Why is it so easy for open source software to suck?

Because open source software is software.

All software has bugs, design flaws, irritating limitations, and security vulnerabilties. It is silly to generalize across all of the various types of open source software together as Cameron did. It does not make sense throw together all of the tiny, single developer, spare-time SourceForge projects with big well-funded commercial open source efforts like Eclipse, OpenOffice, Netbeans, MySQL, etc.

Tags: General

Visual Tags for Struts.

Via the Struts-User mailing list: FWA Software announced Visual Tags for Struts, a plugin for Dreamweaver MX that provides full support for the Struts custom JSP tags in Dreamweaver's code view, design view, and live data view.

Tags: Java

Just how bleeding edge should JRoller be?

Lance has been working on improving Roller's plugin support. He also committed some fixes to Roller's RSS 0.91 support. I've also been working on refactoring and enhancing Rollers bookmark management. We been making changes, so now I have to decide what to deploy next to JRoller. Should I support JRoller through a nice safe 0.9.8 branch, or should JRoller stay in the main branch which is now considered to be 0.99-dev?

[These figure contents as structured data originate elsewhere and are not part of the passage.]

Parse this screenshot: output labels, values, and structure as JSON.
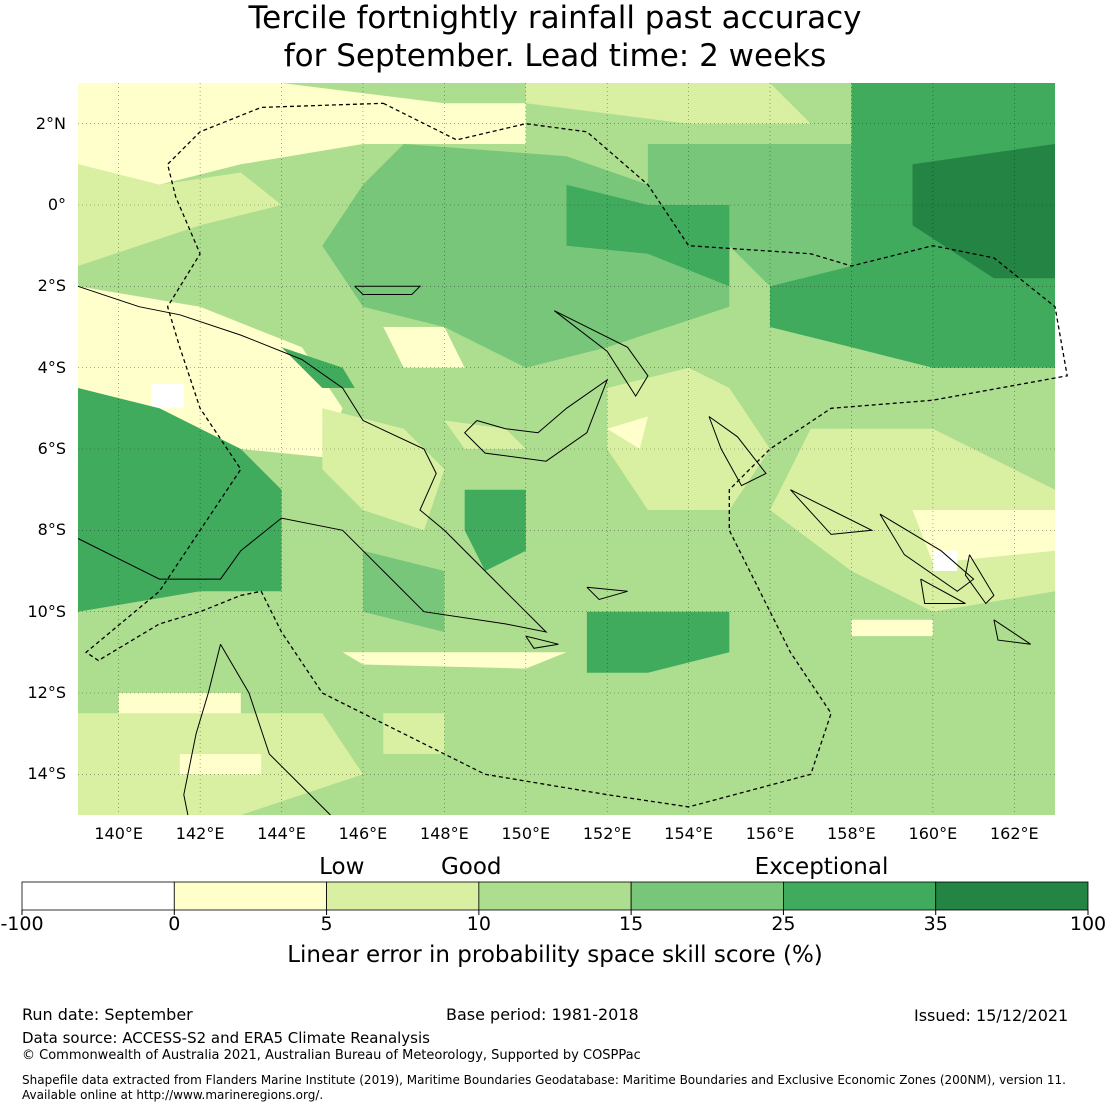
{
  "title": {
    "line1": "Tercile fortnightly rainfall past accuracy",
    "line2": "for September. Lead time: 2 weeks"
  },
  "map": {
    "lat_ticks": [
      {
        "value": 2,
        "label": "2°N"
      },
      {
        "value": 0,
        "label": "0°"
      },
      {
        "value": -2,
        "label": "2°S"
      },
      {
        "value": -4,
        "label": "4°S"
      },
      {
        "value": -6,
        "label": "6°S"
      },
      {
        "value": -8,
        "label": "8°S"
      },
      {
        "value": -10,
        "label": "10°S"
      },
      {
        "value": -12,
        "label": "12°S"
      },
      {
        "value": -14,
        "label": "14°S"
      }
    ],
    "lon_ticks": [
      {
        "value": 140,
        "label": "140°E"
      },
      {
        "value": 142,
        "label": "142°E"
      },
      {
        "value": 144,
        "label": "144°E"
      },
      {
        "value": 146,
        "label": "146°E"
      },
      {
        "value": 148,
        "label": "148°E"
      },
      {
        "value": 150,
        "label": "150°E"
      },
      {
        "value": 152,
        "label": "152°E"
      },
      {
        "value": 154,
        "label": "154°E"
      },
      {
        "value": 156,
        "label": "156°E"
      },
      {
        "value": 158,
        "label": "158°E"
      },
      {
        "value": 160,
        "label": "160°E"
      },
      {
        "value": 162,
        "label": "162°E"
      }
    ],
    "extent": {
      "lon_min": 139,
      "lon_max": 163,
      "lat_min": -15,
      "lat_max": 3
    }
  },
  "legend": {
    "categories": [
      {
        "label": "Low",
        "at": 2.1
      },
      {
        "label": "Good",
        "at": 2.95
      },
      {
        "label": "Exceptional",
        "at": 5.25
      }
    ],
    "ticks": [
      "-100",
      "0",
      "5",
      "10",
      "15",
      "25",
      "35",
      "100"
    ],
    "colors": [
      "#ffffff",
      "#ffffcc",
      "#d9f0a3",
      "#addd8e",
      "#78c679",
      "#41ab5d",
      "#238443"
    ],
    "label": "Linear error in probability space skill score (%)"
  },
  "footer": {
    "run_date": "Run date: September",
    "base_period": "Base period: 1981-2018",
    "issued": "Issued: 15/12/2021",
    "data_source": "Data source: ACCESS-S2 and ERA5 Climate Reanalysis",
    "copyright": "© Commonwealth of Australia 2021, Australian Bureau of Meteorology, Supported by COSPPac",
    "shapefile_line1": "Shapefile data extracted from Flanders Marine Institute (2019), Maritime Boundaries Geodatabase: Maritime Boundaries and Exclusive Economic Zones (200NM), version 11.",
    "shapefile_line2": "Available online at http://www.marineregions.org/."
  }
}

The JavaLobby guys said they want to be on the bleeding edge of Roller development, so perhaps 0.99-dev is the way to go.

Tags: Roller

ADO like JDO.

Paul Gielens blogs about Microsoft's new O/R mapping solution, named ObjectSpaces. Comments include a link to an ASP Alliance article on ADO.NET v2.0: ObjectSpaces.  Who is going to bother with NHibernate now?

Tags: Microsoft

Windows to get a shell.

Jason Nadal blogs about Microsoft's new command line shell, code-named Monad. Like Longhorn, the new shell is years away, but it does sound very cool. Thomas Lee's post MSH Rocks provides some more details:

Thomas Lee: MSH takes the incredible power of the pipelined cmdlet approach of Unix, but instead of passing raw text, MSH sends NET Managed objects between cmdlets. That's right, objects, not raw text. Managed, typesafe, and easy to write/extend .NET Managed objects!
Tags: Microsoft

Belated OSCache 2.0 news.

How did I miss the OSCache 2.0 release?